Da bei mir die Heuschnupfensaison Mitte/Ende Februar beginnt, war das für mich dieses Frühjahr der ideale Einstieg in die Rohkost.

Interessant war, dass innerhalb weniger Tage die allergischen Reaktionen ausblieben. Und ich keine Globuli mehr benötigte.

Da man als Rohkostanfänger aber immer wieder Appetit auf Gekochtes bekommt – bei mir war es Kartoffelgratin und Spaghetti – testet man sich langsam heran, ob nicht auch „Raw till four“ eine Möglichkeit wäre.

Ich kann nur sagen, dass diese Kombination nicht so gut klappte. Zwar blieben bei mir die vorhergesagten Verdauungsbeschwerden aus, aber der Schnupfen kam zurück.

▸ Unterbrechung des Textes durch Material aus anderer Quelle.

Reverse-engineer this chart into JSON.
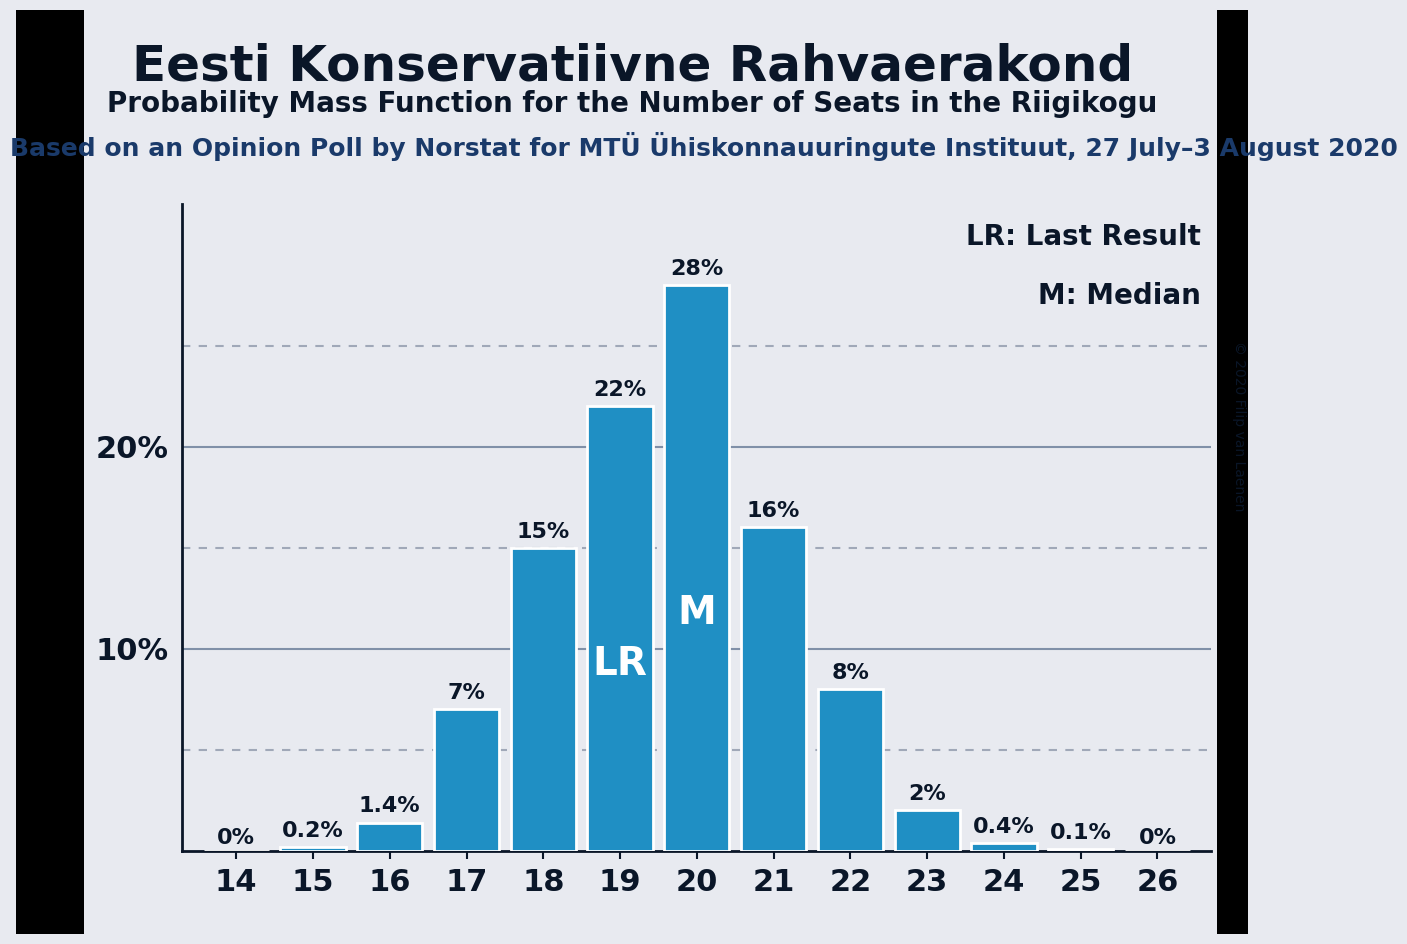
{
  "title": "Eesti Konservatiivne Rahvaerakond",
  "subtitle": "Probability Mass Function for the Number of Seats in the Riigikogu",
  "source_line": "Based on an Opinion Poll by Norstat for MTÜ Ühiskonnauuringute Instituut, 27 July–3 August 2020",
  "copyright": "© 2020 Filip van Laenen",
  "seats": [
    14,
    15,
    16,
    17,
    18,
    19,
    20,
    21,
    22,
    23,
    24,
    25,
    26
  ],
  "probabilities": [
    0.0,
    0.2,
    1.4,
    7.0,
    15.0,
    22.0,
    28.0,
    16.0,
    8.0,
    2.0,
    0.4,
    0.1,
    0.0
  ],
  "bar_labels": [
    "0%",
    "0.2%",
    "1.4%",
    "7%",
    "15%",
    "22%",
    "28%",
    "16%",
    "8%",
    "2%",
    "0.4%",
    "0.1%",
    "0%"
  ],
  "bar_color": "#1f8fc4",
  "last_result_seat": 19,
  "median_seat": 20,
  "lr_label": "LR",
  "median_label": "M",
  "legend_lr": "LR: Last Result",
  "legend_m": "M: Median",
  "background_color": "#e8eaf0",
  "black_border_color": "#0a0a0a",
  "title_color": "#0a1628",
  "grid_solid_color": "#8090a8",
  "grid_dotted_color": "#a0a8b8",
  "source_color": "#1a3a6a",
  "title_fontsize": 36,
  "subtitle_fontsize": 20,
  "source_fontsize": 18,
  "bar_label_fontsize": 16,
  "axis_fontsize": 22,
  "legend_fontsize": 20,
  "lr_median_label_fontsize": 28,
  "copyright_fontsize": 10,
  "solid_lines": [
    10,
    20
  ],
  "dotted_lines": [
    5,
    15,
    25
  ],
  "ytick_show": [
    10,
    20
  ],
  "ylim_max": 32
}
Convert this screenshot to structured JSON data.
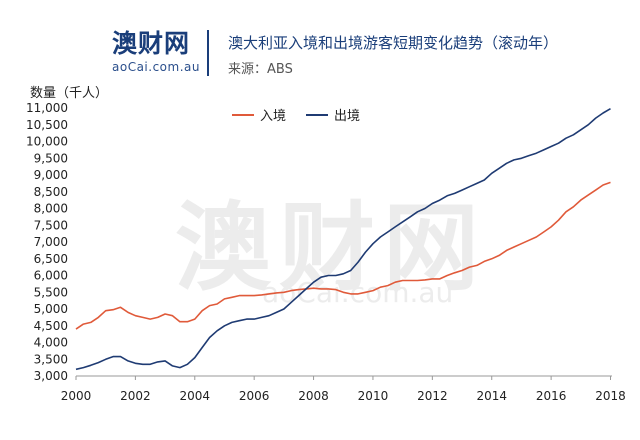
{
  "header": {
    "logo_main": "澳财网",
    "logo_domain": "aoCai.com.au",
    "title": "澳大利亚入境和出境游客短期变化趋势（滚动年）",
    "source": "来源：ABS"
  },
  "watermark": {
    "main": "澳财网",
    "domain": "aoCai.com.au"
  },
  "colors": {
    "arrivals": "#e05a3a",
    "departures": "#1f3b73",
    "brand": "#1a3e7a",
    "accent": "#e44a2e"
  },
  "chart_data": {
    "type": "line",
    "title": "澳大利亚入境和出境游客短期变化趋势（滚动年）",
    "xlabel": "",
    "ylabel": "数量（千人）",
    "xlim": [
      2000,
      2018.05
    ],
    "ylim": [
      3000,
      11000
    ],
    "x_ticks": [
      "2000",
      "2002",
      "2004",
      "2006",
      "2008",
      "2010",
      "2012",
      "2014",
      "2016",
      "2018"
    ],
    "y_ticks": [
      "3,000",
      "3,500",
      "4,000",
      "4,500",
      "5,000",
      "5,500",
      "6,000",
      "6,500",
      "7,000",
      "7,500",
      "8,000",
      "8,500",
      "9,000",
      "9,500",
      "10,000",
      "10,500",
      "11,000"
    ],
    "y_tick_values": [
      3000,
      3500,
      4000,
      4500,
      5000,
      5500,
      6000,
      6500,
      7000,
      7500,
      8000,
      8500,
      9000,
      9500,
      10000,
      10500,
      11000
    ],
    "legend_position": "top-center",
    "grid": false,
    "series": [
      {
        "name": "入境",
        "x": [
          2000.0,
          2000.25,
          2000.5,
          2000.75,
          2001.0,
          2001.25,
          2001.5,
          2001.75,
          2002.0,
          2002.25,
          2002.5,
          2002.75,
          2003.0,
          2003.25,
          2003.5,
          2003.75,
          2004.0,
          2004.25,
          2004.5,
          2004.75,
          2005.0,
          2005.25,
          2005.5,
          2005.75,
          2006.0,
          2006.25,
          2006.5,
          2006.75,
          2007.0,
          2007.25,
          2007.5,
          2007.75,
          2008.0,
          2008.25,
          2008.5,
          2008.75,
          2009.0,
          2009.25,
          2009.5,
          2009.75,
          2010.0,
          2010.25,
          2010.5,
          2010.75,
          2011.0,
          2011.25,
          2011.5,
          2011.75,
          2012.0,
          2012.25,
          2012.5,
          2012.75,
          2013.0,
          2013.25,
          2013.5,
          2013.75,
          2014.0,
          2014.25,
          2014.5,
          2014.75,
          2015.0,
          2015.25,
          2015.5,
          2015.75,
          2016.0,
          2016.25,
          2016.5,
          2016.75,
          2017.0,
          2017.25,
          2017.5,
          2017.75,
          2018.0
        ],
        "values": [
          4400,
          4550,
          4600,
          4750,
          4950,
          4980,
          5050,
          4900,
          4800,
          4750,
          4700,
          4750,
          4850,
          4800,
          4620,
          4620,
          4700,
          4950,
          5100,
          5150,
          5300,
          5350,
          5400,
          5400,
          5400,
          5420,
          5450,
          5480,
          5500,
          5550,
          5580,
          5600,
          5620,
          5600,
          5600,
          5580,
          5500,
          5450,
          5450,
          5500,
          5550,
          5650,
          5700,
          5800,
          5850,
          5850,
          5850,
          5870,
          5900,
          5900,
          6000,
          6080,
          6150,
          6250,
          6300,
          6420,
          6500,
          6600,
          6750,
          6850,
          6950,
          7050,
          7150,
          7300,
          7450,
          7650,
          7900,
          8050,
          8250,
          8400,
          8550,
          8700,
          8780
        ]
      },
      {
        "name": "出境",
        "x": [
          2000.0,
          2000.25,
          2000.5,
          2000.75,
          2001.0,
          2001.25,
          2001.5,
          2001.75,
          2002.0,
          2002.25,
          2002.5,
          2002.75,
          2003.0,
          2003.25,
          2003.5,
          2003.75,
          2004.0,
          2004.25,
          2004.5,
          2004.75,
          2005.0,
          2005.25,
          2005.5,
          2005.75,
          2006.0,
          2006.25,
          2006.5,
          2006.75,
          2007.0,
          2007.25,
          2007.5,
          2007.75,
          2008.0,
          2008.25,
          2008.5,
          2008.75,
          2009.0,
          2009.25,
          2009.5,
          2009.75,
          2010.0,
          2010.25,
          2010.5,
          2010.75,
          2011.0,
          2011.25,
          2011.5,
          2011.75,
          2012.0,
          2012.25,
          2012.5,
          2012.75,
          2013.0,
          2013.25,
          2013.5,
          2013.75,
          2014.0,
          2014.25,
          2014.5,
          2014.75,
          2015.0,
          2015.25,
          2015.5,
          2015.75,
          2016.0,
          2016.25,
          2016.5,
          2016.75,
          2017.0,
          2017.25,
          2017.5,
          2017.75,
          2018.0
        ],
        "values": [
          3200,
          3250,
          3320,
          3400,
          3500,
          3580,
          3580,
          3450,
          3380,
          3350,
          3350,
          3420,
          3450,
          3300,
          3250,
          3350,
          3550,
          3850,
          4150,
          4350,
          4500,
          4600,
          4650,
          4700,
          4700,
          4750,
          4800,
          4900,
          5000,
          5200,
          5400,
          5600,
          5800,
          5950,
          6000,
          6000,
          6050,
          6150,
          6400,
          6700,
          6950,
          7150,
          7300,
          7450,
          7600,
          7750,
          7900,
          8000,
          8150,
          8250,
          8380,
          8450,
          8550,
          8650,
          8750,
          8850,
          9050,
          9200,
          9350,
          9450,
          9500,
          9580,
          9650,
          9750,
          9850,
          9950,
          10100,
          10200,
          10350,
          10500,
          10700,
          10850,
          10980
        ]
      }
    ]
  }
}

Nach zwei Monaten Rohkost, dachte ich nicht mehr an die Allergie und aß wieder „normal“. Es dauerte drei Tage und die Allergie war da wie jedes Jahr.

Was machte ich? Wieder Rohkost…

Es ist wirklich unglaublich: Drei Tage nach erneuter Rohkosternährung war der Heuschnupfen wieder weg und so blieb es dann bis zum Sommer, wo ich wieder komplett auf gekochte Kost umstellte.

Fazit:
Rohkost bewirkt meines Erachtens Positives bei Allergien, so dass ich nächstes Frühjahr damit wieder anfangen werde – sobald die Pollen fliegen.